In some cases, interns are not expected to be confined to a single task as they work with other technical roles such as startups who specialize in blockchain protocols.

For comparison, in a businessman’s standpoint, connections are just as important as having the skills to properly manage a company. This shows how effective a person is in presenting themselves in a way that they are perceived to be knowledgeable in their respective fields and therefore can be trusted.

The same case can be applied to interns as they are still trying to find their place around the work environment. This is critical since writing codes and providing support are not the only responsibilities of a technical intern. They also have to attend work-related meetings and discussions.

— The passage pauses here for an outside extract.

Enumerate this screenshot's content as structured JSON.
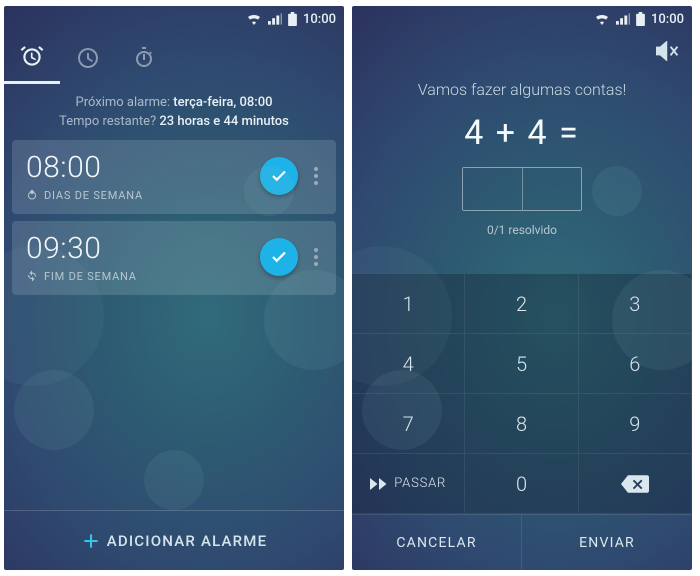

One way to initially evaluate a candidate’s entrepreneurial skills is to ask them about their previous experiences working on similar projects like the specifics of their past github code. This way, you can ask for a follow-up question on what sort of problems they have encountered and how they faced them.

Willingness to Contribute

Cryptocurrency companies often try to create something new out of the thousands of already existing features out there. Ethereum, for instance, managed to launch dApps and NFTs into the spotlight. It’s different in a way that Ethereum’s blockchain technology can be programmable by third party developers. Innovations like this are what makes the industry so unpredictable but at the same time engaging.

Likewise, interns who are willing to jump into the industry carry with them the responsibility to read white papers, adapt to the culture of the workplace, and learn about the new use cases of blockchain technology. However, in a competitive industry like cryptocurrency, it goes way beyond that.

Internships are specifically designed for students to learn, but companies aren’t always willing to do just that. In most cases, they are always finding ways for the intern to contribute in any way they can. This is basically a give and take situation where the intern can acquire valuable skills by being exposed to a real work environment, while the company benefits from the intern’s hard work.

Questions that dive deeper about how they approach cryptocurrency like if they learn about crypto in their free time, whether or not they've tried other dApps, as well as getting them to describe what interests them about the industry.

Conclusion

Aside from the thousands of already mentioned qualities of intern candidates out there, there’s always something specific that a company requires and gives emphasis to. At the end of the day, even excellent internship candidates with solid educational backgrounds are just not the right fit for a company because of many different factors.

The mentioned qualities are only a few of the many things that a crypto company requires, and it shows how the hiring process can be more than just about performance and numbers.